GigaOM is reporting that the new leaders in browsing and Web apps are Firefox, Facebook, and Twitter. This data comes from site usage tracker Wakoopa, an Amsterdam-based company whose numbers many will say are skewed due to the way they’re gathered.
While this might be true, the main numbers–for browsers and major sites–are close to what other well-known statistics munchers like W3Schools are reporting. While Wakoopa’s numbers are probably tilted more towards geekdom, the average Internet user is not too far behind in terms of what browser they prefer and what sites they tend to visit.
Here are the Web apps in rank, according to Wakoopa’s latest release:
The numbers are fairly close to what you’ll see at other Web stat generators, although the split between Firefox and IE is nearly 50/50 amongst average Internet users worldwide. The Opera numbers are interesting, though they are primarily European users, it turns out. No matter who you ask, Facebook, Gmail, and Google are the top dogs site-wise.
Twitter and some of the apps built to support it, like Tweetdeck and Twhirl, are gaining ground amongst users too. According to Wakoopa, the Mac app Destroy Twitter is most popular on that platform. For Web browsing, Firefox and Internet Explorer still rule the roost in their classic rivalry, but upstart Google Chrome is making headway while Opera has a core crowd of dedicated users.

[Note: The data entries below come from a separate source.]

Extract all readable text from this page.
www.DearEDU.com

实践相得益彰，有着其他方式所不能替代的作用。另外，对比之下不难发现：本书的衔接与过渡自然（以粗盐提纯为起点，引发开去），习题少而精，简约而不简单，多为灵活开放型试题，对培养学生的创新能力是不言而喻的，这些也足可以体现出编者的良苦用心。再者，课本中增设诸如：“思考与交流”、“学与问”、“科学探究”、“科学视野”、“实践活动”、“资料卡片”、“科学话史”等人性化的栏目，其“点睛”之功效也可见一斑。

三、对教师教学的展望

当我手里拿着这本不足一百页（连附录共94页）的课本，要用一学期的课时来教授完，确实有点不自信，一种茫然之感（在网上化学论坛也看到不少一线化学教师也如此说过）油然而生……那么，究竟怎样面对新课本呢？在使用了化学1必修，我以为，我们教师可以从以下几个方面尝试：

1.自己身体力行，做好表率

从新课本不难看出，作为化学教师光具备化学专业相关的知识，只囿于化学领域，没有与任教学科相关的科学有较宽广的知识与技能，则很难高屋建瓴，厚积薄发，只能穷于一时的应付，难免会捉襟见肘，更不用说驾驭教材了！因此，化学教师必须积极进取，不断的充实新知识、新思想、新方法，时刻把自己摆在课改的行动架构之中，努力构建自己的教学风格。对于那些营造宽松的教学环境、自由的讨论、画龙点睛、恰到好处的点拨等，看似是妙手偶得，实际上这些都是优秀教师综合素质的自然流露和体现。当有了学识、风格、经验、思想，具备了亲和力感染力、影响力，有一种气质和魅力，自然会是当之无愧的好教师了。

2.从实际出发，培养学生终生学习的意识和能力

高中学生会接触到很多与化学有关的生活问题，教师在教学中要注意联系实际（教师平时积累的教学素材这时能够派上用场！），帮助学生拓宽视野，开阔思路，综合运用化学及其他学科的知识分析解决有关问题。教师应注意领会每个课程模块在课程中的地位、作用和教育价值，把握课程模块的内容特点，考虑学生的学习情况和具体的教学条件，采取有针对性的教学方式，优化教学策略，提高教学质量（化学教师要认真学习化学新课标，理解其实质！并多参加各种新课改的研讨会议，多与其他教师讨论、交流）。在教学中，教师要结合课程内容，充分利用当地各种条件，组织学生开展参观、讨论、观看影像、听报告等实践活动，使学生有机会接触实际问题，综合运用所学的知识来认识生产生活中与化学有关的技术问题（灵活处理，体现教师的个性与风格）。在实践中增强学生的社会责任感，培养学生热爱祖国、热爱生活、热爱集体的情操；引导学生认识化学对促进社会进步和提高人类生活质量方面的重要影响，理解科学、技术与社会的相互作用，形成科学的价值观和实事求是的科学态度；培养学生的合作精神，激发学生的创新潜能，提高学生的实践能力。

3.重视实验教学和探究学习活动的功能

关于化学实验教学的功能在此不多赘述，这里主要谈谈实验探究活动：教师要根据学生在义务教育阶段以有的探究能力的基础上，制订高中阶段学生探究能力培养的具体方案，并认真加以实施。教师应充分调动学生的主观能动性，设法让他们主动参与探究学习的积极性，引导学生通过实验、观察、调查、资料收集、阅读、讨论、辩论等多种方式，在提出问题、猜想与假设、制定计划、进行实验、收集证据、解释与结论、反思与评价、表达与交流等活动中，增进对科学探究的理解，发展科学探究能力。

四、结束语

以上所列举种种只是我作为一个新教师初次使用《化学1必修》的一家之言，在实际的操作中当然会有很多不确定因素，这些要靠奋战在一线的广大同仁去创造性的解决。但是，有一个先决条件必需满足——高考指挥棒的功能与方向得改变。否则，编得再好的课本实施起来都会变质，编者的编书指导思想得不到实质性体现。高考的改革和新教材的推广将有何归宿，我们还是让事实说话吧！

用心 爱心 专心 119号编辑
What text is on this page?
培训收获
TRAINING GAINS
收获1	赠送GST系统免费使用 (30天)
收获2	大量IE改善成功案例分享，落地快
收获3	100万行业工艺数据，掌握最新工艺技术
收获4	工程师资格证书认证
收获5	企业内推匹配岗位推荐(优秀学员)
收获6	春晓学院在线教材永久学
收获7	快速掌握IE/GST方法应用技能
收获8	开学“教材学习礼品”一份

Wakoopa’s report also shows that those under 30 are having issues with trust when it comes to trusting “old-school” apps like IE, preferring alternatives instead.
Overall, the data from Wakoopa is interesting, though someone slanted. Most interesting to note is the slow movement away from traditional browsers into newer alternatives and the fact that one of the top sites on the Web is now a social networking site rather than a search engine.
Pretty soon, the leading language will be 1337 instead of English, if this trend keeps up.